Abstract
Global biodiversity changes are occurring at alarming rates, with the onset of the current mass extinction accelerating during recent years. Protected areas (PA) have been advocated to curb biodiversity loss, as these areas effectively shield ecosystems from anthropogenic stressors. It is well documented that marine systems experience change at pronounced rates, as local impacts spread because of the interconnected nature of ocean basins. The geographic scope of this work is sub-Antarctic Marion Island, which along with Prince Edward Island, forms the Prince Edward Islands archipelago, positioned within a marine protected area (proclaimed in 2004).
Island systems, due to their isolated nature, provide arenas and natural laboratories where research is undertaken to evaluate the micro-evolutionary processes (e.g., colonisation efforts, adaptations, natural selection, genetic drift, population dynamics, spatial processes, and gene flow) within populations. The heterogeneous landscape of Marion Island, driven by past geological events, complex climatic conditions, and the mosaic of intricate vegetation units, is especially suited to study these evolutionary processes. In addition, its geographic location, midway between Antarctica to the south and Africa to the north, makes it ideal to understand how these isolated sub-Antarctic islands serve as conduits for change.
A taxonomic group that dominates terrestrial fauna on all sub-Antarctic islands is springtails (Collembola). Despite their diminutive size, these animals play pertinent roles in soil ecosystems by influencing the microbial properties within the soil, contributing to the recycling of nutrients, and serving as prey for larger predatory arthropods. Springtails can be used as proxies to assess soil ecotoxicology and offer great value to studying evolutionary biology and their adaptive potential in a biochemical and physiological framework.
V
This study aimed to characterise the genomic architecture of the mitochondrial and whole genomic sequence of a springtail species endemic to Marion Island, Cryptopygus antarcticus travei. The knowledge generated through this work will provide novel information on the metabolic pathways that may be under selection, the biological processes, molecular functions, and cellular components that may be enriched within the genome, and the spatial genetic structure of individuals across a fine-scale (typically tens of metres) landscape matrix. Although generated for a taxon endemic to the Prince Edward Islands, the information could be extrapolated to all sub-Antarctic Islands, and could provide the baseline for similar studies on other taxa, and on other sub-Antarctic islands.
The first complete mitochondrial sequence of C. a. travei was assembled and annotated, and added to the current database comprising publicly available mitogenomes for Collembola. Briefly, the mitogenome was assembled to a length of 15,743 bp and annotated. The mitogenomic characteristics conform to what has been previously documented for invertebrate mitogenomes. Additionally, the phylogenetic placement of this species alongside a few others revealed the high divergence and distinctness of C. a. travei compared to its sister species, C. antarcticus, highlighting that C. a. travei, given its long-term isolation to Marion Island, may be a candidate new species and its current taxonomical status should be re-evaluated (this work is published).

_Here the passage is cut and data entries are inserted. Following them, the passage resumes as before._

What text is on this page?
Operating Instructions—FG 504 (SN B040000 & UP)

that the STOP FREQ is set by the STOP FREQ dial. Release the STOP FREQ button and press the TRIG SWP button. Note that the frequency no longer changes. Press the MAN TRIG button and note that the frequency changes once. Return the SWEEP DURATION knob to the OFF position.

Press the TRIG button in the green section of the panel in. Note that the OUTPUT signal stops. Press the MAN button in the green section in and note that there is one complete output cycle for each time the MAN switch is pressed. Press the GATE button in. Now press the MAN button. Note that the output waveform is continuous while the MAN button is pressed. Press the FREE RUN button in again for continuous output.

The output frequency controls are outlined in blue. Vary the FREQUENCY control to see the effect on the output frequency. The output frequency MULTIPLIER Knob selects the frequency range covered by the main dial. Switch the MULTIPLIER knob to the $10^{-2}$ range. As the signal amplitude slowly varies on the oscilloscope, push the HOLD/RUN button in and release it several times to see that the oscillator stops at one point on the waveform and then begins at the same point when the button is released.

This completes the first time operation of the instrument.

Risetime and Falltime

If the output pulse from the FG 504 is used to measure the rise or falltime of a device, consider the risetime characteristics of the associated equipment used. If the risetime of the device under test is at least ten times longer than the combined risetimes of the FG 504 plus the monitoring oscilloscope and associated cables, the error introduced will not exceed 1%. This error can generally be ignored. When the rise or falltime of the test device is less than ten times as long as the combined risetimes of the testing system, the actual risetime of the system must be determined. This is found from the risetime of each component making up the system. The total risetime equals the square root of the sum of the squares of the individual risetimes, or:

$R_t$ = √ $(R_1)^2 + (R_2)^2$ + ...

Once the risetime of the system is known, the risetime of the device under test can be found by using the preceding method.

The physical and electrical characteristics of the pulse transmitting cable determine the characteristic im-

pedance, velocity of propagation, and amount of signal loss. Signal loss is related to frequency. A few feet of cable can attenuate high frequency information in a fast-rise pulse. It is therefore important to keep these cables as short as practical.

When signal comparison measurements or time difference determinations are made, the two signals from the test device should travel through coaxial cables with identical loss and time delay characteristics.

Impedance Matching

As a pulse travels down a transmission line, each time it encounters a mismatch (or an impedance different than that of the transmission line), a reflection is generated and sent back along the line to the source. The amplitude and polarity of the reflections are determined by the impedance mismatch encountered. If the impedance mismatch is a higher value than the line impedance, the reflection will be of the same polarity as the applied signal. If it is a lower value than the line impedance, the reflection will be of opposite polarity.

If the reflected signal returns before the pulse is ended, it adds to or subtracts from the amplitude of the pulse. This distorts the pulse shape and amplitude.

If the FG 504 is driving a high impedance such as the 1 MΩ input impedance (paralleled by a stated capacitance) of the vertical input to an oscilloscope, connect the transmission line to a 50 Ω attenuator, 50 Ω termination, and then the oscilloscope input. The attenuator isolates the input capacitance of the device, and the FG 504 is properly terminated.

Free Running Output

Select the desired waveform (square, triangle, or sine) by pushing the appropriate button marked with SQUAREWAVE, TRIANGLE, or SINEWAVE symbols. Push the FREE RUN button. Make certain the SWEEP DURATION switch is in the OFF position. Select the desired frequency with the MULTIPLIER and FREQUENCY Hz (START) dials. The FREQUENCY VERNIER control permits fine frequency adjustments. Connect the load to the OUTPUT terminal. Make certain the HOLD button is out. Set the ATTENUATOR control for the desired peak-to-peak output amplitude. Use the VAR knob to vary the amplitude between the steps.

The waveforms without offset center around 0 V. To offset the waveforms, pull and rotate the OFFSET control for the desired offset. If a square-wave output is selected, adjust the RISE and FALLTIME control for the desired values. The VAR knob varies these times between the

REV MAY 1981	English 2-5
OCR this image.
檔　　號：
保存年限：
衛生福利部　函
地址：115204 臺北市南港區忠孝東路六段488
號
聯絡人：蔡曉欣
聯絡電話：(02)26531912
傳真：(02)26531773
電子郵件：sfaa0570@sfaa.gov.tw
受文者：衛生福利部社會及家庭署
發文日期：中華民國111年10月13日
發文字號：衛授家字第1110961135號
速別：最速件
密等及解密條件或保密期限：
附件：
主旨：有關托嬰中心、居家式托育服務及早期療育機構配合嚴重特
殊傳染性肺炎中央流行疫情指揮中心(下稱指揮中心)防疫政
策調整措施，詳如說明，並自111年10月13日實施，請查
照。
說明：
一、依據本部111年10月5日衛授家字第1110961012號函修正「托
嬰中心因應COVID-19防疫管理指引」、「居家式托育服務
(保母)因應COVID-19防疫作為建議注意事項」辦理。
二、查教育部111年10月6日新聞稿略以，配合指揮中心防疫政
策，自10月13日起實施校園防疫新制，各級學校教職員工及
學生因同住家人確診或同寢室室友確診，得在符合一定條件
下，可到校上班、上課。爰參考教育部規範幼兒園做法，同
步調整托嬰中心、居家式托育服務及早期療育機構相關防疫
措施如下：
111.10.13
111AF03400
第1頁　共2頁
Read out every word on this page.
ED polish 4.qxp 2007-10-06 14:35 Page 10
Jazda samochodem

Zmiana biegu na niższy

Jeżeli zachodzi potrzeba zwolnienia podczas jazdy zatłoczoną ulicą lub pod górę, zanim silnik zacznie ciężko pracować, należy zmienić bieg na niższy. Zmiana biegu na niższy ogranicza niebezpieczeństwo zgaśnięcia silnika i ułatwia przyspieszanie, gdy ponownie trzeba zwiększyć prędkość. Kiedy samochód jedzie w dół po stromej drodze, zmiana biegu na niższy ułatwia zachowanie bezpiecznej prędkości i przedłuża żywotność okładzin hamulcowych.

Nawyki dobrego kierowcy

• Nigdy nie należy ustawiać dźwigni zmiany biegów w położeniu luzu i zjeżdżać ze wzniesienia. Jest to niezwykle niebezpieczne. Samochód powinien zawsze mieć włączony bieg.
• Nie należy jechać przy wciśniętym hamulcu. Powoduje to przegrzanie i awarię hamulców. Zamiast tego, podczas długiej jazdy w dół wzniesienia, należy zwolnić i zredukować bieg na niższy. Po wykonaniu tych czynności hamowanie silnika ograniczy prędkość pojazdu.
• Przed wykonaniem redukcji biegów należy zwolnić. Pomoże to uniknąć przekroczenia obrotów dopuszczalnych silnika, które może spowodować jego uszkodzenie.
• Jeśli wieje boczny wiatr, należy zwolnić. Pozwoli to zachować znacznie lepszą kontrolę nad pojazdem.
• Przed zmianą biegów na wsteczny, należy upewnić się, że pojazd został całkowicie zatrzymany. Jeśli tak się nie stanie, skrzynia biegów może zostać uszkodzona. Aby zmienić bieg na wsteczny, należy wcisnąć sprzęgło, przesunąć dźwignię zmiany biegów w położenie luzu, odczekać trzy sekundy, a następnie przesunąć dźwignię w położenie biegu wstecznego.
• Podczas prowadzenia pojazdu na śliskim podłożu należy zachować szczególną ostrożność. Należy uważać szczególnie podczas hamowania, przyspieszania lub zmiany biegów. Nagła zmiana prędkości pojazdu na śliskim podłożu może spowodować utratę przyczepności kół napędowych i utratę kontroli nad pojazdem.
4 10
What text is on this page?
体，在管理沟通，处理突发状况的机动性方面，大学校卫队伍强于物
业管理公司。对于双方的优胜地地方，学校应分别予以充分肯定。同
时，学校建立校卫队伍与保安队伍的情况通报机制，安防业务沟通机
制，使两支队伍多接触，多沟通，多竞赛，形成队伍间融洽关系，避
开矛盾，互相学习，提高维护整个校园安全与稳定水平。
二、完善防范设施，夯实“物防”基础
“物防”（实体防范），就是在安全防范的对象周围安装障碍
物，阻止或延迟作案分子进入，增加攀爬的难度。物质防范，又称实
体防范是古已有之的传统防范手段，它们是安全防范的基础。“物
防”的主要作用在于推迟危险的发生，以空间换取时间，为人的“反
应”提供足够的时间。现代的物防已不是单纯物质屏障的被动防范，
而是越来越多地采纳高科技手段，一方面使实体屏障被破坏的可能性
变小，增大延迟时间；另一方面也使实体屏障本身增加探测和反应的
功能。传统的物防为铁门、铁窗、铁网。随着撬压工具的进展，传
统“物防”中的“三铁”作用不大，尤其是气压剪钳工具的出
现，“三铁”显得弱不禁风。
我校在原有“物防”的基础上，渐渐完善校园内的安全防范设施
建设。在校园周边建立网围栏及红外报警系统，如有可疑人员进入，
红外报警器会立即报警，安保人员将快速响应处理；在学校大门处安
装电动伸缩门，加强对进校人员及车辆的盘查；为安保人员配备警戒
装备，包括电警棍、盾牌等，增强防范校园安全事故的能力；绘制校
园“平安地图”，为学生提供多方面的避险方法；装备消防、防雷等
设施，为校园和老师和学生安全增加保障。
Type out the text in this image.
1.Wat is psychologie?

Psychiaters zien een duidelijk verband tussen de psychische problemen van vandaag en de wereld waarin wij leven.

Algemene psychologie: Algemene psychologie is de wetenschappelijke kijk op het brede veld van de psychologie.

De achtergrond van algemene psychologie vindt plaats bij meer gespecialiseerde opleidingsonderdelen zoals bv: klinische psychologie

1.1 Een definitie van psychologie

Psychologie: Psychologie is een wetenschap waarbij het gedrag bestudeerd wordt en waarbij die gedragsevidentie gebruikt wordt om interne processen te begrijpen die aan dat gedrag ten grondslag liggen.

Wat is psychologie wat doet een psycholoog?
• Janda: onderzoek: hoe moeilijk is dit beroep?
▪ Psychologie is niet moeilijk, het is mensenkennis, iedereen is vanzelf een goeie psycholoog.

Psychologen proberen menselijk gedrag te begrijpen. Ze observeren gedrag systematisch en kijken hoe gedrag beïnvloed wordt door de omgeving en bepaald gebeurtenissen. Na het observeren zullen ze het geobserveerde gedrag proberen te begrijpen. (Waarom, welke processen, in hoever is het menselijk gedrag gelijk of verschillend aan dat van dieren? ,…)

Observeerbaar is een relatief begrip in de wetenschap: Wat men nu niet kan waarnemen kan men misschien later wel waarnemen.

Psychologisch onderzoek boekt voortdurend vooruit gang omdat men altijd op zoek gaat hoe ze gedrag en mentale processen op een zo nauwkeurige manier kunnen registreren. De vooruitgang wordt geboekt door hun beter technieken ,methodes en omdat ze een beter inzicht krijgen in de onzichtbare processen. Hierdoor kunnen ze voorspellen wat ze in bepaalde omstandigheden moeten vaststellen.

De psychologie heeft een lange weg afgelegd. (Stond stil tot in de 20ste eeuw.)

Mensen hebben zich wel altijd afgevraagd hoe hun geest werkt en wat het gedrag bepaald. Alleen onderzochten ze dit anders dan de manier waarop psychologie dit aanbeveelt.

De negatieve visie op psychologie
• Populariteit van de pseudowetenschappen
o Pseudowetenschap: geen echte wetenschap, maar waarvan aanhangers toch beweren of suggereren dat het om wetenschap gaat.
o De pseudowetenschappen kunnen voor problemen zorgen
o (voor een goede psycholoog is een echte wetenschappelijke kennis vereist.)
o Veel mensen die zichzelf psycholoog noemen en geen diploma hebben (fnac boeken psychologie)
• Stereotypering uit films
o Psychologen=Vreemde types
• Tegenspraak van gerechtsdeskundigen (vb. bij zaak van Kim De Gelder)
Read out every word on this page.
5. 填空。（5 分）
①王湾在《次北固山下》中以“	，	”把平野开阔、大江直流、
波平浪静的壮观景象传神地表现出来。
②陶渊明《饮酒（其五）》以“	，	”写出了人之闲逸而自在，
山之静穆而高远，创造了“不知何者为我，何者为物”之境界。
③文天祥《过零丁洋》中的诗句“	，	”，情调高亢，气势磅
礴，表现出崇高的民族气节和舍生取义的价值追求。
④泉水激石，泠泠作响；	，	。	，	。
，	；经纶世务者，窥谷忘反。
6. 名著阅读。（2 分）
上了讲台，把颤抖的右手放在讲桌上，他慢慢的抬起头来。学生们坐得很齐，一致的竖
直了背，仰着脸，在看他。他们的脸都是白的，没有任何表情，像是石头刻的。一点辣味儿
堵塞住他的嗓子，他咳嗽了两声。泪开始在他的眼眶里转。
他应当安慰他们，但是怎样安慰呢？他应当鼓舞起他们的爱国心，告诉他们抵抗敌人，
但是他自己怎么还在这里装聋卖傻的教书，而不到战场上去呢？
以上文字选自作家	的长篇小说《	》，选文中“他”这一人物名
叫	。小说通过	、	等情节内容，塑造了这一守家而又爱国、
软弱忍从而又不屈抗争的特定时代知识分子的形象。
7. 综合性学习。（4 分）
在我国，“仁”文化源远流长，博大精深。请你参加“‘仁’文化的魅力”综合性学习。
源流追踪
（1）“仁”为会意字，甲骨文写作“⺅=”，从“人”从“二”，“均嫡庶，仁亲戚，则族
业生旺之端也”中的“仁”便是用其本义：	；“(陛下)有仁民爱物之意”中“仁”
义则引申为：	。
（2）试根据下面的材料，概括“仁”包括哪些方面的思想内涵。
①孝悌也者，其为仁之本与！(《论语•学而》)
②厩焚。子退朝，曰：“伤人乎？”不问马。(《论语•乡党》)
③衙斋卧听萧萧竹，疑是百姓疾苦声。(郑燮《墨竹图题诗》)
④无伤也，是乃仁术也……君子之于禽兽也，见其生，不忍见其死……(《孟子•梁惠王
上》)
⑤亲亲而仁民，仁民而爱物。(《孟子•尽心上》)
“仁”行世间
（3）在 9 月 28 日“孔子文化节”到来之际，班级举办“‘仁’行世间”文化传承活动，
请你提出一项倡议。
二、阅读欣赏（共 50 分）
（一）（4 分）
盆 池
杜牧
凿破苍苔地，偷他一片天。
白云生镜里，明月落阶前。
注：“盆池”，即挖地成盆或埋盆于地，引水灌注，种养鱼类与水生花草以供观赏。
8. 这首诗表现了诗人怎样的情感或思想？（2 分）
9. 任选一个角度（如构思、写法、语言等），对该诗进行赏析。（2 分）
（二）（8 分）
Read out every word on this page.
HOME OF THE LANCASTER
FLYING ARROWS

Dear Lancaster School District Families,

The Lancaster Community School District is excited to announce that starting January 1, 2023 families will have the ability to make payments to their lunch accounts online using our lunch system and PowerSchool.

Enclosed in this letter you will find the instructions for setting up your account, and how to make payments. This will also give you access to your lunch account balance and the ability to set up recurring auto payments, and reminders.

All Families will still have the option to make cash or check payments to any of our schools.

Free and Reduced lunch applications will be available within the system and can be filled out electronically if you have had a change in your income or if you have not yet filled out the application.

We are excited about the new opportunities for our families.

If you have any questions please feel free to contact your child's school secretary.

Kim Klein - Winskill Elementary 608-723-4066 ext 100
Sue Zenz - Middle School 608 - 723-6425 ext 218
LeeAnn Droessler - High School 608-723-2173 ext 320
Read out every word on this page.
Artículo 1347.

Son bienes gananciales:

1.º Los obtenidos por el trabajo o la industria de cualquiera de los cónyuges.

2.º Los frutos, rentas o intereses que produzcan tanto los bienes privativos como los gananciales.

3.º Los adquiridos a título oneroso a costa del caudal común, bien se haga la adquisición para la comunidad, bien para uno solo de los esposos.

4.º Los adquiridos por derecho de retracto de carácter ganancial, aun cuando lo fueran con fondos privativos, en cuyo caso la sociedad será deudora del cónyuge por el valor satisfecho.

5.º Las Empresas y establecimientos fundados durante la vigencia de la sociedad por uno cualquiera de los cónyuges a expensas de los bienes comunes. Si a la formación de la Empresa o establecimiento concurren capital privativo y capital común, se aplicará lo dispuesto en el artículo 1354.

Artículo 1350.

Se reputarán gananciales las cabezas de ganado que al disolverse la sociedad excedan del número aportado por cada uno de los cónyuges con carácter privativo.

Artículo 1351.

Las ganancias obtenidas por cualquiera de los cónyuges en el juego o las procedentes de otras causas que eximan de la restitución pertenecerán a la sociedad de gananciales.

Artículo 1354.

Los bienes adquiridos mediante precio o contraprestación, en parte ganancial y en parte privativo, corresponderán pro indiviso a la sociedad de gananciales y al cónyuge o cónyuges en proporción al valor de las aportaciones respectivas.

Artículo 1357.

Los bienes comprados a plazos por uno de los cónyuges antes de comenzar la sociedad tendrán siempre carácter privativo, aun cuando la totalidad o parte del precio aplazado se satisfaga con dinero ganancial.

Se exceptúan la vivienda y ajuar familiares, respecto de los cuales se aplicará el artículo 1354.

A striking characteristic among Collembola is their unique habitat stratification preference (ecological life form). Given that mitochondrial DNA plays a pivotal role in cellular respiration and aerobic metabolism, selection pressures on the mitogenome can provide insight into the functional and physiological requirements of species in different habitats. Therefore, using the mitogenome of C. a. travei, in combination with 34 mitogenomes from online repositories (available at the time of performing the work), an assessment of positive selection linked to ecological life forms was correlated. Interestingly, no evidence for selection was linked to the evolution of life forms but instead hints at the importance of nuclear-mitochondrial interactions (this work is published).
VI
The first draft whole genome sequence of C. a. travei was assembled to a sequence length of ~314 Mb and annotated to identify ~82,000 putative genes with 196 enriched gene ontologies. A single-nucleotide polymorphisms (SNP) dataset was identified and used to successfully decipher population structure at very fine spatial scales. Moreover, variant annotation revealed that most SNPs have a modifying impact and a notable effect on the downstream and upstream gene features.
A fine-scale landscape genetic approach was deployed using species-specific microsatellite markers and novel landscape data, which revealed high levels of genetic diversity to be structured by the local habitat matrix. Additionally, generalised linear models revealed that landscape resistance in combination with the geological history of the sampled area is responsible for shaping structure.
The results of this thesis highlight valuable and novel insight into the complex genomic architecture and genetic inferences of C. a. travei. Moreover, this work points to a paradigm shift regarding the heterogeneity and non-interchangeability of individuals on a fine spatial scale. It highlights the critical importance of considering fine-scale evolutionary processes when mitigating conservation efforts, as variation and population inferences on fine scales are frequently unexplored. Although successful in that all aims were achieved, this work provides fertile ground for future collaborative genomic research for Collembola.